Octavien hocha la tête et lissa sa moustache :

« Notre bon vieux Louis se douterait forcément de quelque chose, en effet. Cependant, c'est mon pays que tu voles, et j'espère recevoir quelque chose en compensation.

-Bien sûr, bien sûr… »

oOo

« J'étais venu te rendre visite, autant pour prendre de tes nouvelles que pour rencontrer ton intrigante nièce, expliqua Leonardo alors qu'il traversait le hall, Ezio habillé et en armes appuyé sur son bras. Mais en y repensant, j'aurais mieux fait de retourner dans mon atelier ; tu sais que les Borgia n'ont bientôt plus besoin de moi ? »

L'artiste parlait sur le ton de la conversation. Il savait qu'Ezio, épuisé, l'écoutait à peine.

« Sortons d'ici. Amène-moi sur l'île Tibérine, s'il te plaît, demanda l'assassin.

-Hors de question, sale éclopé, s'exclama Leonardo. Tu es à peine reposé et je te sers d'appui. Tu ne seras jamais capable de marcher jusque là-bas. Je t'emmène d'abord manger un morceau. Et puis, j'ai des tas de chose à te raconter.
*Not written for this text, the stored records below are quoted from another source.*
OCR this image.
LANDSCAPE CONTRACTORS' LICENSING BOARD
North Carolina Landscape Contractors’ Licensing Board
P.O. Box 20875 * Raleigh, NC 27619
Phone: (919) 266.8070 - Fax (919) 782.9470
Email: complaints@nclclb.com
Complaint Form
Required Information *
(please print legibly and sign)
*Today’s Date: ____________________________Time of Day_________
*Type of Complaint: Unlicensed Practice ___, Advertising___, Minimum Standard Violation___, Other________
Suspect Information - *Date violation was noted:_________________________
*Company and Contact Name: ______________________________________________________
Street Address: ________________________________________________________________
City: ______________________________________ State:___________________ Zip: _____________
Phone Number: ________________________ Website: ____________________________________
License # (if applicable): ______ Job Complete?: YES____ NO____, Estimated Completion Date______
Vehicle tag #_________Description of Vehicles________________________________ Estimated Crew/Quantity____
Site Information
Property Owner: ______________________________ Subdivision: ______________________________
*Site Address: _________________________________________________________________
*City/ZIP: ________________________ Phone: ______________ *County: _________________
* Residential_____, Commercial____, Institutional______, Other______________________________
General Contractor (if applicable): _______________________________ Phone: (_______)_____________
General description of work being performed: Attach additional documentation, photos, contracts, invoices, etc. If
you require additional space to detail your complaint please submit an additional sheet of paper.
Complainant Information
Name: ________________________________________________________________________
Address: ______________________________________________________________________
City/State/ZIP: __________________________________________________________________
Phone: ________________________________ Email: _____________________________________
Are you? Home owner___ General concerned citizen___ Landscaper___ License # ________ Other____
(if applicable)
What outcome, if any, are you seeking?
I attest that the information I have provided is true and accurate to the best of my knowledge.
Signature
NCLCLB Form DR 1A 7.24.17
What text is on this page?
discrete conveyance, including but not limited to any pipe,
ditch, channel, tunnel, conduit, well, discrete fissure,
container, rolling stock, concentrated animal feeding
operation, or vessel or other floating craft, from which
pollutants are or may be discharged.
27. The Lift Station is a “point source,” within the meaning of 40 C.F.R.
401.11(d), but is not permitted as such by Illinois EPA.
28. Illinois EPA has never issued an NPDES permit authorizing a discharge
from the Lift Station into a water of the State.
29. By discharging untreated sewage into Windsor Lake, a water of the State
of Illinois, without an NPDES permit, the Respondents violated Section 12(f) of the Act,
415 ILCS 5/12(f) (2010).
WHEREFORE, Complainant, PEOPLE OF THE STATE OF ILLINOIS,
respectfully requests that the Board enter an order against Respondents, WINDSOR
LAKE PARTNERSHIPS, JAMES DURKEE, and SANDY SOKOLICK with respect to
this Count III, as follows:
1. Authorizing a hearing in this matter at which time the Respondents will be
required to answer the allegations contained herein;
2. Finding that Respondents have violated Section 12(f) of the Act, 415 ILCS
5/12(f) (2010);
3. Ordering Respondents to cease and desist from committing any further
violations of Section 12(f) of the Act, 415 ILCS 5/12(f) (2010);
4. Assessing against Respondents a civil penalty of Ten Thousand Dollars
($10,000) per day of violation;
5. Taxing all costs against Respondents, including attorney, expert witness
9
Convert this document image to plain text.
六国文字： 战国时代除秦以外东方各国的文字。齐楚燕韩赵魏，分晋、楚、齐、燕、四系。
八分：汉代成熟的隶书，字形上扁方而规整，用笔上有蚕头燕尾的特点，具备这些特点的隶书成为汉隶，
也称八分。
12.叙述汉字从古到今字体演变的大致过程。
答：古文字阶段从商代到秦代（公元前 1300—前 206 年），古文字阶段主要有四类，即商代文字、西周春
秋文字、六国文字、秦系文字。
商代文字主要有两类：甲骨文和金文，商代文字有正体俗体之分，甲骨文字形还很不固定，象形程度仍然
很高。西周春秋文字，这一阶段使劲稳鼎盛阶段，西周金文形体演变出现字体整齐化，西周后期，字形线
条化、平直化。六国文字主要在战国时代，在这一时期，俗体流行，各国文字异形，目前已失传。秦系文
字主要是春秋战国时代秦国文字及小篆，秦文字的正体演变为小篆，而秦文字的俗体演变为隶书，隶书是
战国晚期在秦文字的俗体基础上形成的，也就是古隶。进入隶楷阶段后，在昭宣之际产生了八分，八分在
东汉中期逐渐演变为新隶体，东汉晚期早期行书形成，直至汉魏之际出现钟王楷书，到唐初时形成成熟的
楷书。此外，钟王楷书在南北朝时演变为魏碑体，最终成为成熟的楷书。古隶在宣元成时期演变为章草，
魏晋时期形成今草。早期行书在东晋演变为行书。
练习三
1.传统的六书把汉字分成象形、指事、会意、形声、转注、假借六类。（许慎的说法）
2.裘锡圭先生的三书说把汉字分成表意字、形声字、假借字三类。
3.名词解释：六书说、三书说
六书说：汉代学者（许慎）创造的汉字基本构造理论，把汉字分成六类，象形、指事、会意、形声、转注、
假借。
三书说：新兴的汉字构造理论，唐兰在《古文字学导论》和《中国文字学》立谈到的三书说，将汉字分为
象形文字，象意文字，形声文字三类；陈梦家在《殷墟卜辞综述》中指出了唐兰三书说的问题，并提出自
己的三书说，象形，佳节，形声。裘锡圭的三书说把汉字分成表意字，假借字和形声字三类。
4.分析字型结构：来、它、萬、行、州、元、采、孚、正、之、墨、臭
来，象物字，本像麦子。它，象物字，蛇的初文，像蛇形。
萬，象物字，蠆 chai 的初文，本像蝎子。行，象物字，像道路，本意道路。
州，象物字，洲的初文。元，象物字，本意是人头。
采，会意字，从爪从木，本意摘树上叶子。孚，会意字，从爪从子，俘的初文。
-Si jamais on t'aperçoit en ma compagnie…

-Tu mangeras vite. »

Ils sortirent. Leonardo baissa les yeux :

« La tache n'a pas été nettoyée » remarqua-t-il en grattant le sol du talon.

Ils n'allèrent pas bien loin ; une taverne était ouverte et peu encombrée à cette heure de l'après-midi. Ils s'installèrent à la table la plus éloignée du comptoir afin de ne pas être entendus.

« Apportez-nous une assiette de grillades, une ribollita et une bouteille de votre meilleur vin ! » quémanda l'artiste en s'asseyant.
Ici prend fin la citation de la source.